According to Jonathon, every medblogger who writes a story based in anyway on patient interaction is violating that patients' trust.I disagree -- but I'm going to blog on this issue and submit it to the next Grand Rounds and see what the medbloggers think. I think this topic could use some input from those in the medical profession who routinely deal with this kind of ethical situation.
Joan: I think I love you. I love when someone who actually knows what they're talking about shuts these fools up. ;)
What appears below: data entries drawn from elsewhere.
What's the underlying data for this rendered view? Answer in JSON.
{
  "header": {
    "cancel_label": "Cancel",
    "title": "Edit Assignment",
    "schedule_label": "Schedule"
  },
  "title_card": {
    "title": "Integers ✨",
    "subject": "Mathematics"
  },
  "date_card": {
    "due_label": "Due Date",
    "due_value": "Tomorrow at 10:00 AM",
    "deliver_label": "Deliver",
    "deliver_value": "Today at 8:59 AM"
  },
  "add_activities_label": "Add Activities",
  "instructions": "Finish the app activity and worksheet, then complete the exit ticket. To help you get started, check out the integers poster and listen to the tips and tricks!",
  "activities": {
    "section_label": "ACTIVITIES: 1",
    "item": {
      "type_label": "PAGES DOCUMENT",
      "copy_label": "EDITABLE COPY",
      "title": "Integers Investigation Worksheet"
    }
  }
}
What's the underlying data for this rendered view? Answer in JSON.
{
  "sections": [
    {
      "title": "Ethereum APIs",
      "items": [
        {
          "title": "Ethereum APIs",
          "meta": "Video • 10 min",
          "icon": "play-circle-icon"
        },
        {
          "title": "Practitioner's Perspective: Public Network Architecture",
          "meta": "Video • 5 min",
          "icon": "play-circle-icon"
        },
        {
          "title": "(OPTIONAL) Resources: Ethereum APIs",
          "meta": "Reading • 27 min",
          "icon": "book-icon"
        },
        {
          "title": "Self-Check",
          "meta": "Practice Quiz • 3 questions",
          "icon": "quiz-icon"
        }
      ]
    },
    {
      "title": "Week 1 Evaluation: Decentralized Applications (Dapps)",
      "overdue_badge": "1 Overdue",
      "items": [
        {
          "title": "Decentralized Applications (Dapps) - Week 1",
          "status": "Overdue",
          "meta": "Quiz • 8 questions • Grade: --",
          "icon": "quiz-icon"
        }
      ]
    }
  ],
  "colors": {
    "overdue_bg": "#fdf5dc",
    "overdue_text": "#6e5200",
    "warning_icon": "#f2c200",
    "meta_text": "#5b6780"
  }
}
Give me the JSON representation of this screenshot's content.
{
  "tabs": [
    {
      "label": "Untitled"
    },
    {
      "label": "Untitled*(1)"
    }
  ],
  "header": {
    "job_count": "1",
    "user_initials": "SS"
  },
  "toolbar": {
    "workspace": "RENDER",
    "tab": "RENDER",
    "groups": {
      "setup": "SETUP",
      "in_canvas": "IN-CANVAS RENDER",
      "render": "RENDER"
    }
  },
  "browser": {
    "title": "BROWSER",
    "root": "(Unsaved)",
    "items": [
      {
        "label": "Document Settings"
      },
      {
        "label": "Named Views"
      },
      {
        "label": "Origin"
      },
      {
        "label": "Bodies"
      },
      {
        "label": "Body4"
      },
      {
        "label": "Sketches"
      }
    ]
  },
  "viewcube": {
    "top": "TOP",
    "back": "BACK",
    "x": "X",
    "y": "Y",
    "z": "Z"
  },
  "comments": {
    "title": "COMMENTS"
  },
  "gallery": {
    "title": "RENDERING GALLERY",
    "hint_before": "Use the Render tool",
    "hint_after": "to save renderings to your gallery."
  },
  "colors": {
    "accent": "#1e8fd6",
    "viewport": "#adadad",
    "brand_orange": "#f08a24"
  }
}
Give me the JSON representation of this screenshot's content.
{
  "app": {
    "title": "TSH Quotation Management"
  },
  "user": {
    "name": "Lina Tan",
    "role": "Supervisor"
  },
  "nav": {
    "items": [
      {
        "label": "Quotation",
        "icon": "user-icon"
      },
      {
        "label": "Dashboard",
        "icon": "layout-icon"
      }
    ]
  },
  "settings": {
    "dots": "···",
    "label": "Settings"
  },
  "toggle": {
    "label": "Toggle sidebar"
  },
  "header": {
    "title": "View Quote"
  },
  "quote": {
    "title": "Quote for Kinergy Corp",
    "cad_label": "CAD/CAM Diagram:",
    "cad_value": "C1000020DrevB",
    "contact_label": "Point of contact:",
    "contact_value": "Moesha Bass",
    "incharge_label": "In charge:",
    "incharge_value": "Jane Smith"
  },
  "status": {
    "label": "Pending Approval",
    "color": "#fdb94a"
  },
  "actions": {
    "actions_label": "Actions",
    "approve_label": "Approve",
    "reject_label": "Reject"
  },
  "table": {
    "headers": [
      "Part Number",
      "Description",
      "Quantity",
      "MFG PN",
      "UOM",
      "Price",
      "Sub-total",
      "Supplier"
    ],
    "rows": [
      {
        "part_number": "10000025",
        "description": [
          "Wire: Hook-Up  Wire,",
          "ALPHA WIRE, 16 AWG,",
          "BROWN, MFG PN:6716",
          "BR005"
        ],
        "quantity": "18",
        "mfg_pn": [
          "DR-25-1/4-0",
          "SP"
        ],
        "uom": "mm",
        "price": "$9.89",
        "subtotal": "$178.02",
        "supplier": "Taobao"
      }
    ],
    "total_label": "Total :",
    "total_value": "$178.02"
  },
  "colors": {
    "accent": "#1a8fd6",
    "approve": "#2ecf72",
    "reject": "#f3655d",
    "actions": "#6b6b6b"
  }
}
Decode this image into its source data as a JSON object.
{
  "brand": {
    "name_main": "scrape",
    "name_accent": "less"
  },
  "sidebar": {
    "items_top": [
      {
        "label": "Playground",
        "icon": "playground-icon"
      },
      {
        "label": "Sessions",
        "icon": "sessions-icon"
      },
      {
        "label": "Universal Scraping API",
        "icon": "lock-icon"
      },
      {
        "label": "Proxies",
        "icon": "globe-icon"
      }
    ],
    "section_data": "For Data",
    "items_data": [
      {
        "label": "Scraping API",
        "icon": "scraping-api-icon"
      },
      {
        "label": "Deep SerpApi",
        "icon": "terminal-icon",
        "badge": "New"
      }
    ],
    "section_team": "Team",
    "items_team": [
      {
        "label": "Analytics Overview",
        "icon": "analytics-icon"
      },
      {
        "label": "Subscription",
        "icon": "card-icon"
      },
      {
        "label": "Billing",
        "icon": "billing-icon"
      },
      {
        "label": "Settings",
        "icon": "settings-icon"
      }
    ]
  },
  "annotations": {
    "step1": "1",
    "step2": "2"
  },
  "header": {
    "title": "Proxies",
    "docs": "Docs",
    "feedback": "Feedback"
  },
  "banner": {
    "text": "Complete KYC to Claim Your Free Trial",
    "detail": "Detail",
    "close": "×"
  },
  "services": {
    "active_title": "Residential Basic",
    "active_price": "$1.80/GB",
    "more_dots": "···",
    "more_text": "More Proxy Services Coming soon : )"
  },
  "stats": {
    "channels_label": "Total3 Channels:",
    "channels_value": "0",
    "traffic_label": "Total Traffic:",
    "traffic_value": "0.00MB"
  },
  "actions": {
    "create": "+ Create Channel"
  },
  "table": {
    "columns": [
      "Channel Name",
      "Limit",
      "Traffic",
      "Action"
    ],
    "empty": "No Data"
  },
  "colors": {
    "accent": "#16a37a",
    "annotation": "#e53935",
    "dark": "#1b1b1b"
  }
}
Joan wrote:According to Jonathon, every medblogger who writes a story based in anyway on patient interaction is violating that patients' trust.I think that you are missing the point. I do not oppose disclosure of patient information as long as the patient doesn't mind. In this particular case, it seems reasonable to assume that the child patient did indeed mind, since he went out of his way to indicate that he wanted his case to be kept private. By interpreting "private" in a way that advanced his own agenda, the physician put himself ahead of the patient and indeed showed contempt for the patient's wishes. That's not how physicians should behave.I don't know about you, but if I asked a physician to be discrete about our interaction I would expect him not to write about me in a public forum, even if he didn't disclose my name. If there were any doubt about my intentions, the physician could always ask my permission before he published. Maybe he has not obligation to do so, but I would consider it a breach of trust if he did not.
Jonathon wrote: I do not oppose disclosure of patient information as long as the patient doesn't mind.Let's call the patient and ask him if he thinks the doctor violated his trust. Should be easy to do. At least Jonathon seems to think so.